According to the ARRC, the proposed legislation would: (i) prohibit a contract party from refusing to perform its contractual obligations or declaring a breach of contract as a result of LIBOR discontinuance or the use of the legislation’s recommended benchmark replacement, (ii) establish that the recommended benchmark replacement is a commercially reasonable substitute for and a commercially substantial equivalent to LIBOR, and (iii) provide a safe harbor from litigation for the use of the recommended benchmark replacement.
The proposed legislation would not override existing contract language that specifies a non-LIBOR based rate as a fallback to LIBOR(e.g., the Prime rate).
The ARRC indicated that, in the coming weeks, it plans to host a webinar to provide an in-depth overview of the proposed legislation, with details relating to the webinar to be published separately on the ARRC’s website.
On March 2, 2020, the Federal Reserve Bank of New York (the “New York Fed”), as administrator of SOFR, began publishing 30-, 90-, and 180-day SOFR Averages as well as a SOFR Index.
The SOFR Averages for a given publication date incorporate all the SOFR values starting exactly 30-, 90-, and 180-calendar days before the publication date, regardless of whether or not that date is a weekend or holiday, and extend through the SOFR published that day.
On February 26, 2020, the LSTA released a revised draft to its Compounded SOFR in Arrears “concept credit agreement”, which was initially released on October 1, 2019 (see a brief summary of the initial concept credit agreement).

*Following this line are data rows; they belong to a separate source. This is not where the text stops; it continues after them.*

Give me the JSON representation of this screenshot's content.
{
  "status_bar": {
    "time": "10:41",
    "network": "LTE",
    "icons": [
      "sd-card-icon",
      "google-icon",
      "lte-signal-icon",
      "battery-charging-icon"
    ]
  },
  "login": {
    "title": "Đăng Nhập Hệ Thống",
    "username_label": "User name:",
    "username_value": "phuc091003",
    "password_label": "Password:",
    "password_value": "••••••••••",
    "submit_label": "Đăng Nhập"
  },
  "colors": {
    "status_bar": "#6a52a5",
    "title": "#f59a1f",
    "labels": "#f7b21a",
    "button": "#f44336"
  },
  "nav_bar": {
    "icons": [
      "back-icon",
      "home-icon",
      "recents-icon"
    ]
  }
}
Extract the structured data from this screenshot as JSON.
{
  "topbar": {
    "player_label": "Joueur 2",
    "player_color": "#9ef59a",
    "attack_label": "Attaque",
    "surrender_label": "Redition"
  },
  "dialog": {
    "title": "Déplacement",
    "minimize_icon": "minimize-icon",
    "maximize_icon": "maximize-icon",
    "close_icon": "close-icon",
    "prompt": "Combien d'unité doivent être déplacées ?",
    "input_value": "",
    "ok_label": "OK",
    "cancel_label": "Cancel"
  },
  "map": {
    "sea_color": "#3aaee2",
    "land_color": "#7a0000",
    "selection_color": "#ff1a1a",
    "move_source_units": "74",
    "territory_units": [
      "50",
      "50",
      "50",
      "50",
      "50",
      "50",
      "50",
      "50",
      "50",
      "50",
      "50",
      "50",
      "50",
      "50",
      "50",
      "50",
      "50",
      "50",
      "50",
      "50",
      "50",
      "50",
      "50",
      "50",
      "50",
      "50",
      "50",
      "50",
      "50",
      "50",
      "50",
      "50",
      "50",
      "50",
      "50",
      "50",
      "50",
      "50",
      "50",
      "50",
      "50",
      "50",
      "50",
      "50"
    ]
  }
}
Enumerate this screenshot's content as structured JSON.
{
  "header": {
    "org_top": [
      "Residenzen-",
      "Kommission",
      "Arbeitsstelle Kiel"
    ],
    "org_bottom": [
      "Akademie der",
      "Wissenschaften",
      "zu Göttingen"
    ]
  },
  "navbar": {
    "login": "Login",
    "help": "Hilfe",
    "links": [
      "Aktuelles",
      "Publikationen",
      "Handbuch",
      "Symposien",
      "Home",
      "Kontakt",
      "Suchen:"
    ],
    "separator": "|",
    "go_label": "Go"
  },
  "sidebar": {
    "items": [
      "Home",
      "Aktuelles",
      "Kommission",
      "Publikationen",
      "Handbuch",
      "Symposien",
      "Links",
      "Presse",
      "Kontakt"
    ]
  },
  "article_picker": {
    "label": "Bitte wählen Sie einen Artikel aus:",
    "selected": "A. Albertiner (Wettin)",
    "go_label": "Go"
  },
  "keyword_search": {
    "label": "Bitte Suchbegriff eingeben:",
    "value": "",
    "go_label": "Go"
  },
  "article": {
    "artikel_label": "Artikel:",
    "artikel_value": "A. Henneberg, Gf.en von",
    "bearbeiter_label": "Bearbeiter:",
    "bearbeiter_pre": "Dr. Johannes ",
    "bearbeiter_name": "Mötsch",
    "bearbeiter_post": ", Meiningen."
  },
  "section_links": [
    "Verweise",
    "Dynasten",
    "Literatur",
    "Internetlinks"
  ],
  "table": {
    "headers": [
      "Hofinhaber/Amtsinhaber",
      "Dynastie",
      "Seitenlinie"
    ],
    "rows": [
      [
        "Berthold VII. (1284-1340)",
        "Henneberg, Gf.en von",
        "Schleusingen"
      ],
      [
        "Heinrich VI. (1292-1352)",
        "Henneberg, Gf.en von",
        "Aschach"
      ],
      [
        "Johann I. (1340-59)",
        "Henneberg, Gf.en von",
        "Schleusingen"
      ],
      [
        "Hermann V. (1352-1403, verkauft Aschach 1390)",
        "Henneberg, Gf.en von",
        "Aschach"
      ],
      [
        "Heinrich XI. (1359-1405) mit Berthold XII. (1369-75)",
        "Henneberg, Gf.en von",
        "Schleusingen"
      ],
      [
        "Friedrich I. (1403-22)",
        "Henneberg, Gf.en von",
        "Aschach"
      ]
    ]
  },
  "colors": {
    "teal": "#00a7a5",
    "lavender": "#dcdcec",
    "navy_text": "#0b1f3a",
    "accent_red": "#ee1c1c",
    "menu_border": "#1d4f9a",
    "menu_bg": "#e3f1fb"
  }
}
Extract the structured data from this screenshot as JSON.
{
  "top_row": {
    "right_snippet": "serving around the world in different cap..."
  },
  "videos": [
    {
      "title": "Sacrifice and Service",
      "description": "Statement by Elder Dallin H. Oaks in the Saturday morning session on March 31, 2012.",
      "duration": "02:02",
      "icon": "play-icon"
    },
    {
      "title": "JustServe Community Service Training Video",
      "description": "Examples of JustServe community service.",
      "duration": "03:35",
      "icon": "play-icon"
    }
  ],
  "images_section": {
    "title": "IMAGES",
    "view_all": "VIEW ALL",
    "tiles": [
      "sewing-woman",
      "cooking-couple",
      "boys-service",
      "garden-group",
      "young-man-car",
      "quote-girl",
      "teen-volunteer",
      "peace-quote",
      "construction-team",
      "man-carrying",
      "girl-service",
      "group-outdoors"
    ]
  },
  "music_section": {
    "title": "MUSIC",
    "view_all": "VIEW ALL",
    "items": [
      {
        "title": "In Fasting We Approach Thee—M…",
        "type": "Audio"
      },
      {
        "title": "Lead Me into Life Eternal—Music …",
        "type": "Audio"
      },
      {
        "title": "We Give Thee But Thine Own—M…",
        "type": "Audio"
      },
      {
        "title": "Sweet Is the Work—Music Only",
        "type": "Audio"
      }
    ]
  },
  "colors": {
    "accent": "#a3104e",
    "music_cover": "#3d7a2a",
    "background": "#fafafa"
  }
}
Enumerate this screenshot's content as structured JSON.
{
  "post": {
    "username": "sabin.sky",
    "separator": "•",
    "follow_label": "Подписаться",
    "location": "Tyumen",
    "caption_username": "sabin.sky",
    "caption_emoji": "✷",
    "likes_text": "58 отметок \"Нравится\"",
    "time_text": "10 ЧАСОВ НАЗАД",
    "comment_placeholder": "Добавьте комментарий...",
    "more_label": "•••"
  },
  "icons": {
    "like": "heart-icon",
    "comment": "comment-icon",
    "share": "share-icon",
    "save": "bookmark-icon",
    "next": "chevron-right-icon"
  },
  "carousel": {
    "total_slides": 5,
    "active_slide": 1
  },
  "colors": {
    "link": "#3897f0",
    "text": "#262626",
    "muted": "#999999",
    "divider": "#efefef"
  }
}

In addition to bringing the concept credit agreement current with other LSTA form changes, the update addresses comments received from market participants on the initial draft:
- makes some adjustments to the “Compounded SOFR” definition to reflect comments from the ARRC in its SOFR Index release (see a brief summary of the ARRC’s SOFR Averages and Index release);
- adds language to address the possibility for a transition to a forward-looking Term SOFR Rate (which doesn’t currently exist but could be established in the future);
- adds the 30-day Average SOFR (as noted above, now being published by the New York Federal Reserve) as a base rate option to the definition of “ABR”;
- calls out some potential timing issues with the lookback with observation shift that should be considered, in the footnote to the “Observation Period”;
- adds a new “Compensation for Losses” provision to address possible losses associated with intra-period prepayments.
Market participants continue to offer comments to the LSTA on how to address the adoption of SOFR as an index rate in credit agreements, and we will continue to track the evolution of SOFR based contract provisions in the McGuireWoods’ LIBOR Transition Blog.
The FCA and the Bank of England (BoE) have encouraged market participants to switch from LIBOR to SONIA from March 2, 2020 in all new trades. Some market participants have already started referencing RFRs. For the year to date ending on March 6, 2020 the following notionals* (as published by ISDA) were traded.
|RFR||Traded Notional||Trade Count|
The LMA continues to encourage market participants to replace IBORs with RFRs as a reference rate in all contracts and make all necessary adjustments for using the RFRs as the standard benchmark. The LMA published exposure drafts of compounded SONIA and SOFR facilities agreements to enable market participants to consider certain structural issues related to the use of SONIA and SOFR in loan documentation. Once consensus is reached on certain issues, the LMA will publish these exposure drafts as recommended form documentation.
To the extent IBORs are still referenced in loan documentation, the LMA recommends that its standard ‘Replacement of Screen Rate’ clause be included in loan documentation. In December 2019, the Working Group on Sterling Risk-Free Reference Rates published a consultation on credit spread adjustment methodologies for fallbacks in cash products (including loan and debt capital market products) referencing GBP LIBOR. The consultation was open until February 6, 2020 and we expect the results to be published shortly.